My first test consisted of using bit 8 to mean “0x00” (a byte consisting of all zeroes, no pixels set) follows, in addition to the character otherwise using the lower bits. This got me very close, but not enough. After a few iterations of this concept, I decided that it was time to do something a bit more advanced. I switched to writing a custom packer in Java, which borrowed some concepts from the very capable lz77 algorithm. There would of course not be any room for a custom dictionary, and with only 210 bytes of source data it’s not likely to find some large lengths of duplicate bytes.

I developed a packer that would search for duplicates of 2 and 3 byte blocks, in the first 64 bytes of the data. If the highest bit was set, it together with the next highest bit decided if the position pointed to by the low 6 bits should be copied as 2 or 3 bytes. It would of course prioritize three byte blocks before two byte blocks, and all in all it was able to pack the 210 bytes of source data down to 168. The depacker got to be a bit complicated though, since I needed to store the length-bits and loop on those. At this point, I was able to get the intro under the limit, but I had an awful color cycling as the only available “movement”.

Somewhat disappointed, I decided to focus on the size of the depacker. Removing the possibility of using two different lengths brought it down a lot - and also allowed me to use 7 bits for pointing back. The new packer would thus only look for duplications of 2 byte sequences, and it could use the whole first 128 bytes as dictionary. I also gave it a bit more intelligence in how it sorted the priority on what to select for packing. This gave me not only a saving on the depacker - the packer was now able to save 46 bytes in total on the data! Even more than the supposedly more capable version.

Here’s what the depacker looks like, in both 68000 assembler as well as machine code. As you can see, it’s 26 bytes in size (excluding the setup of video memory in A1 and source data in A0).

41FA 004A	lea _text(pc),a0
47D0    	lea (a0),a3
303C 00A3	move.w #_textend-_text-1,d0     ; our packed byte array length
          .l1:
1418    	move.b (a0)+,d2
6A08            bpl.s .notrep                   ; if positive then not a lookup value
12F3 2080       move.b $80(a3,d2.w),(a1)+       ; Offset to ignore high/negative bit
1433 2081       move.b $81(a3,d2.w),d2          ; -"- and saves a bra.s
          .notrep:
12C2    	move.b d2,(a1)+
51C8 FFEC   	dbf	d0,.l1

The total saving is thus 210-(164+26) = 20 bytes, or 10%. Adding back the 58 bytes of other code, plus handling of a temporary depack space, ended up at 260 bytes.
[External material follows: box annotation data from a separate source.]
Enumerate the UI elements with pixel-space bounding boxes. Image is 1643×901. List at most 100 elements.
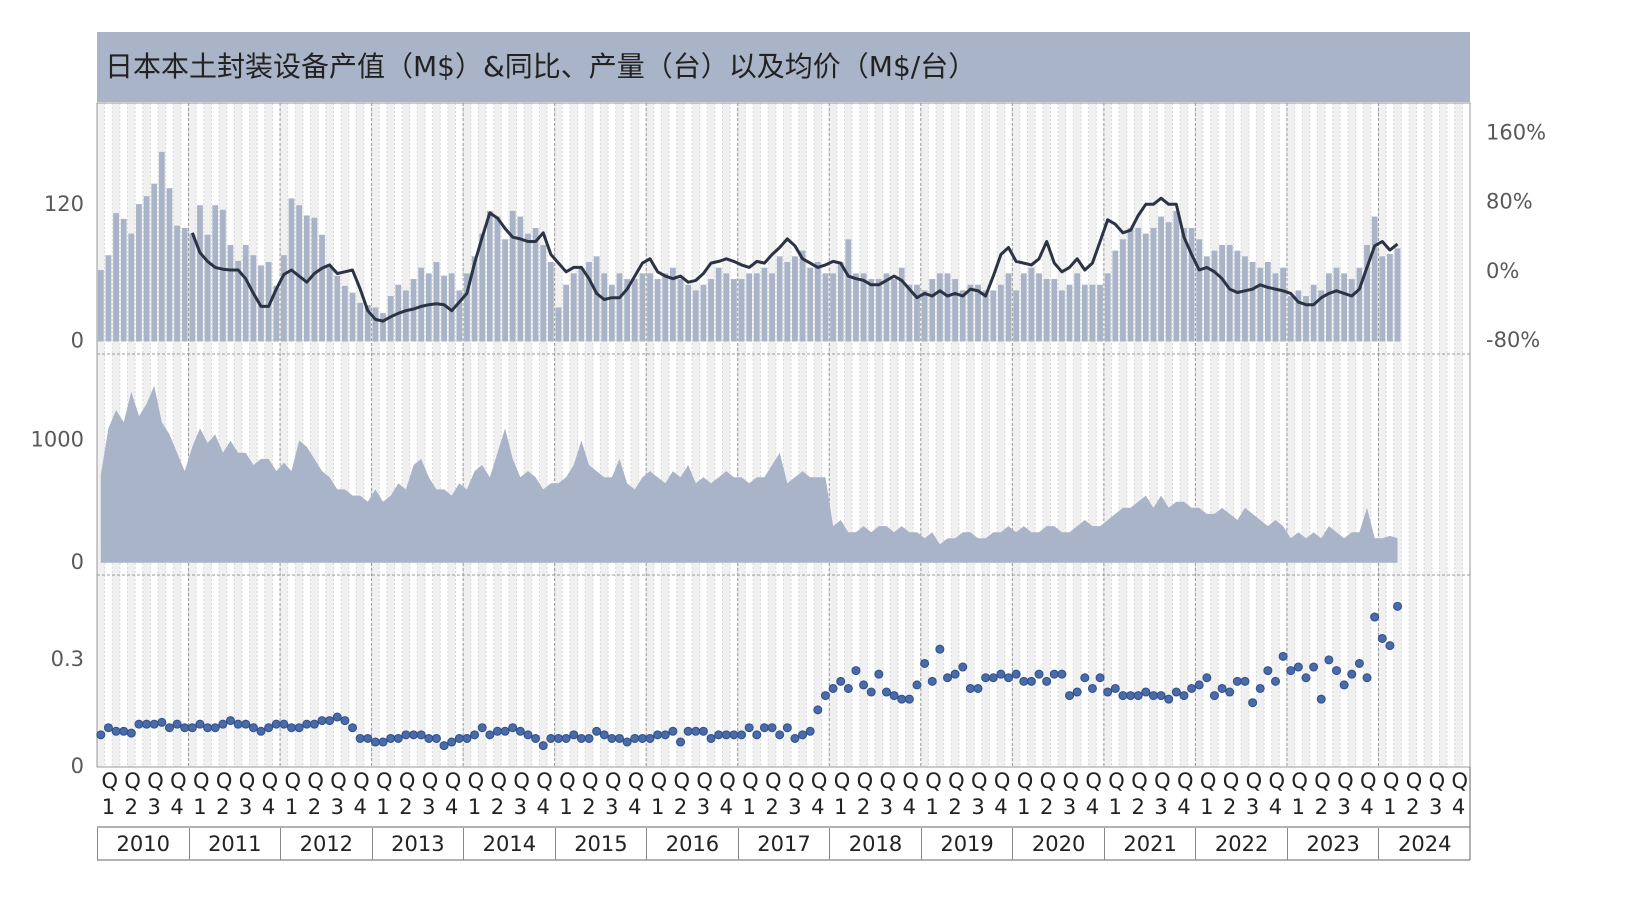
dot bbox=[828, 683, 838, 693]
y-tick-label: 120 bbox=[44, 192, 84, 216]
dot bbox=[615, 733, 625, 743]
bar bbox=[403, 290, 409, 342]
dot bbox=[653, 730, 663, 740]
dot bbox=[1156, 691, 1166, 701]
bar bbox=[845, 239, 852, 342]
bar bbox=[1165, 222, 1172, 342]
bar bbox=[1097, 284, 1103, 342]
bar bbox=[471, 256, 478, 342]
dot bbox=[1248, 698, 1258, 708]
quarter-text: Q4 bbox=[1085, 769, 1102, 819]
bar bbox=[616, 273, 623, 342]
bar bbox=[319, 234, 325, 342]
bar bbox=[334, 275, 341, 342]
quarter-label: Q4 bbox=[1447, 768, 1470, 826]
dot bbox=[1316, 694, 1326, 704]
bar bbox=[380, 313, 386, 342]
dot bbox=[1118, 691, 1128, 701]
quarter-label: Q1 bbox=[738, 768, 761, 826]
bar bbox=[639, 273, 646, 342]
quarter-text: Q1 bbox=[1016, 769, 1034, 819]
year-label: 2024 bbox=[1378, 828, 1470, 860]
bar bbox=[1120, 239, 1126, 342]
dot bbox=[1301, 673, 1311, 683]
bar bbox=[769, 273, 775, 342]
stripe bbox=[463, 103, 471, 767]
dot bbox=[1240, 676, 1250, 686]
dot bbox=[1194, 680, 1204, 690]
dot bbox=[592, 726, 602, 736]
stripe bbox=[783, 103, 792, 767]
bar bbox=[837, 262, 844, 342]
dot bbox=[485, 730, 495, 740]
bar bbox=[685, 284, 692, 342]
bar bbox=[578, 267, 585, 342]
quarter-text: Q3 bbox=[1428, 769, 1446, 819]
dot bbox=[309, 719, 319, 729]
quarter-label: Q2 bbox=[211, 768, 234, 826]
stripe bbox=[1317, 103, 1326, 767]
dot bbox=[111, 726, 121, 736]
dot bbox=[996, 669, 1006, 679]
bar bbox=[929, 279, 936, 342]
dot bbox=[1072, 687, 1082, 697]
bar bbox=[303, 215, 310, 342]
quarter-label: Q2 bbox=[1310, 768, 1333, 826]
dot bbox=[393, 733, 403, 743]
stripe bbox=[676, 103, 685, 767]
dot bbox=[630, 733, 640, 743]
bar bbox=[189, 233, 196, 342]
dot bbox=[706, 733, 716, 743]
quarter-text: Q4 bbox=[1451, 769, 1469, 819]
quarter-text: Q1 bbox=[1382, 769, 1400, 819]
dot bbox=[363, 733, 373, 743]
dot bbox=[470, 730, 480, 740]
bar bbox=[105, 255, 112, 342]
dot bbox=[668, 726, 678, 736]
bar bbox=[219, 209, 226, 342]
stripe bbox=[386, 103, 395, 767]
bar bbox=[1394, 248, 1401, 342]
quarter-label: Q3 bbox=[143, 768, 166, 826]
dot bbox=[119, 726, 129, 736]
quarter-label: Q3 bbox=[234, 768, 257, 826]
quarter-text: Q3 bbox=[330, 769, 347, 819]
dot bbox=[798, 730, 808, 740]
bar bbox=[1005, 273, 1012, 342]
quarter-text: Q1 bbox=[284, 769, 302, 819]
bar bbox=[669, 267, 676, 342]
bar bbox=[1287, 296, 1294, 342]
dot bbox=[515, 726, 525, 736]
dot bbox=[287, 723, 297, 733]
dot bbox=[1377, 633, 1387, 643]
year-label: 2014 bbox=[463, 828, 555, 860]
bar bbox=[586, 262, 592, 342]
quarter-text: Q1 bbox=[925, 769, 942, 819]
dot bbox=[836, 676, 846, 686]
dot bbox=[416, 730, 426, 740]
dot bbox=[1209, 691, 1219, 701]
stripe bbox=[203, 103, 212, 767]
dot bbox=[1110, 683, 1120, 693]
quarter-label: Q2 bbox=[303, 768, 326, 826]
dot bbox=[599, 730, 609, 740]
y-tick-label: 0 bbox=[71, 329, 84, 353]
dot bbox=[866, 687, 876, 697]
bar bbox=[608, 284, 615, 342]
dot bbox=[180, 723, 190, 733]
dot bbox=[264, 723, 274, 733]
stripe bbox=[1210, 103, 1219, 767]
stripe bbox=[402, 103, 410, 767]
dot bbox=[500, 726, 510, 736]
dot bbox=[1202, 673, 1212, 683]
stripe bbox=[1042, 103, 1051, 767]
dot bbox=[775, 730, 785, 740]
stripe bbox=[1073, 103, 1081, 767]
quarter-text: Q3 bbox=[1062, 769, 1080, 819]
stripe bbox=[1302, 103, 1310, 767]
quarter-text: Q2 bbox=[490, 769, 507, 819]
y2-tick-label: 80% bbox=[1486, 190, 1533, 214]
quarter-text: Q2 bbox=[124, 769, 141, 819]
dot bbox=[1080, 673, 1090, 683]
stripe bbox=[875, 103, 883, 767]
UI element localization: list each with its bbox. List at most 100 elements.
Oh, wait. 260? That’s … 4 bytes too much. Now, I had already taken the time to create some better “movement” in the screen, doing split rasters from a random seed, and I really didn’t want to scale back on that again. So, the final trick used is borrowed from another code magician of the past - Gunstick of ULM. Last year he found a way to make the 32 byte operating system header 4 bytes smaller, and since the whole point of the demo scene is to cheat as much as possible without it being obvious, that’s how come the A Link Between Worlds entry by SYNC at Sommarhack 2021 came in at the expected 288 bytes executable size.

added 2021-07-14: Ben’s optimization removed 4 bytes and thus the entry would not have needed the header-hack. This is a great example of how, when sizecoding, every single trick in the book is used to shrink the code. Ben makes use of the fact that the high bit (bit 8) is also the negative bit in a byte. Instead of clearing the high bit and jumping on whether it was set or not, as my code did previously, it’s possible to jump directly on whether the previous move.b contained a negative or positive byte. Since we don’t clear the high bit, we then need to offset the following moves with 128 and 129 (same as -128 and -127) on our index. The depack code thus now stands at 22 bytes in size.

If there’s interest, I might clean up the packer and release as well. However, unless you have an extremely similar custom use case you’ll probably be better off using lz77 directly. I’ve heard rumours of such a depacker on the 68000 at just double the size of mine.

(Did I win? Of course not - in true SYNC spirit I only cared about the tech challenge. The other entries had COOL MOVING STUFF - and the winner even had sound! You really should go check them out.)